I picked up a couple of trades from the library of the current Punisher series by Nathan Edmondson and Mitch Gerads a couple of months back. I thought the art was nice, but felt the storytelling made me uneasy. I’m not upset about the alternative take on the Punisher himself: long-running iconic IP has to be flexible, and if Edmondson/Gerads’ take on Punisher is that he’s a sardonic, handsome man who has a regular diner he posts up at and befriends the other regulars, so be it. But beyond the character himself, the stories make out Punisher to be a role model not only to random street vigilantes, but explicitly to active members of the military and the police. There’s even a cop who is taken off the force for trumped up charges and decides that maybe her best recourse for TRUE JUSTICE is to go Punisher and start indiscriminately mowing down all of the “urban” “savage” “thugs”, which is to say a bunch of youthful minorities. Similarly, the Punisher saves some military folks from a Mexican drug cartel, and they are so inspired by his example they take his war over to Afghanistan, in scenes that also involve indiscriminately mowing down a bunch of people who aren’t white.
As highlighted by some heated exchanges yesterday on Twitter, part of this second story is an allusion to real-life figures like “American Sniper” Chris Kyle, whose group really did wear Punisher skulls while fighting overseas. Early on in that discussion, someone off-handedly commented somewhere that both Edmondson and Gerads are “avowed conservatives” and while that is certainly an easy inference to make from the book itself, any sort of personal avowal was news to me, so I started Googling.
One of the hits for “Nathan Edmondson” “conservative” is an interview from 2009 that doesn’t have anything to do with his own beliefs, but happened to mention off-handedly how “[Edmondson] recently “retired” from [his] position (as Director of International Programs at the Leadership Institute) to write full time.”
That name rang a bell, and sure enough, The Leadership Institute “provides training in campaigns, fundraising, grassroots organizing, youth politics, and communications. The Institute teaches conservatives of all ages how to succeed in politics, government, and the media.” According to Wikipedia, its alumni includes luminaries such as Grover Norquist, Ralph Reed, Jeff Gannon, Mitch McConnell, and Mike Pence.

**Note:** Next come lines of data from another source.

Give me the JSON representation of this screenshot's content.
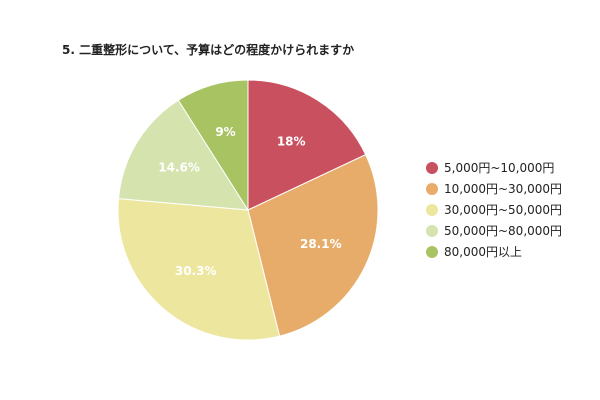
{
  "chart_data": {
    "type": "pie",
    "title": "5. 二重整形について、予算はどの程度かけられますか",
    "categories": [
      "5,000円~10,000円",
      "10,000円~30,000円",
      "30,000円~50,000円",
      "50,000円~80,000円",
      "80,000円以上"
    ],
    "values": [
      18,
      28.1,
      30.3,
      14.6,
      9
    ],
    "data_labels": [
      "18%",
      "28.1%",
      "30.3%",
      "14.6%",
      "9%"
    ],
    "colors": [
      "#c9505f",
      "#e8ac6a",
      "#ede69e",
      "#d5e3ae",
      "#a8c462"
    ],
    "legend_position": "right"
  }
}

As to Edmondon’s involvement with the Institute, there isn’t much out there besides a number of references to his position, including one in a 2008 newsletter from the World Congress of Families, a group that not only actively opposes gay marriage in the United States, but straight up repped for Russia’s “homosexual propaganda” laws last year.
While I have no idea what Ales Kot was referring to, and have no way of seeing into the heart of Edmondson or anyone else involved with this book, he certainly does seem to be a conservative! Which explains a great deal about this current run on the Punisher.
Marvel’s Mutant Metaphor Massacre
So here’s something that comes up in Team Comics conversations every few months and I never get around to putting in writing:
Mutantkind as a demographic group is a terrible analogue for any real world demographic group and people should probably stop doing it.
I have no idea if Stan Lee or Jack Kirby had the Civil Rights Movement on their minds in 1963 when they created the X-Men — it certainly doesn’t peek through much in the text if they did — but it’s undeniable that for four decades writers have mined that vein, and it’s resonated with a ton of readers. Individuals who are feared and hated for what they are, the search for safe spaces to “be themselves”, the path to taking pride in their identity, drastic measures taken to hide or “cure” their differences, it’s completely understandable why so many people of so many stripes saw themselves in these stories. If those stories helped anyone grow as self-actualized individuals that’s fantastic and I don’t want to take that away from any human past, present, or future.
This was all well and good back in the 1970s when writers were able to tackle racism, homophobia, religious persecution, etc. in coded terms, flying under the radar of the Comics Code Authority. But it’s not the 1970s anymore and Marvel can (and should) just go ahead and tackle those issues directly. If the creative staff at Marvel isn’t sure they can handle these topics using real people and cultures properly, go ahead and find some people who can.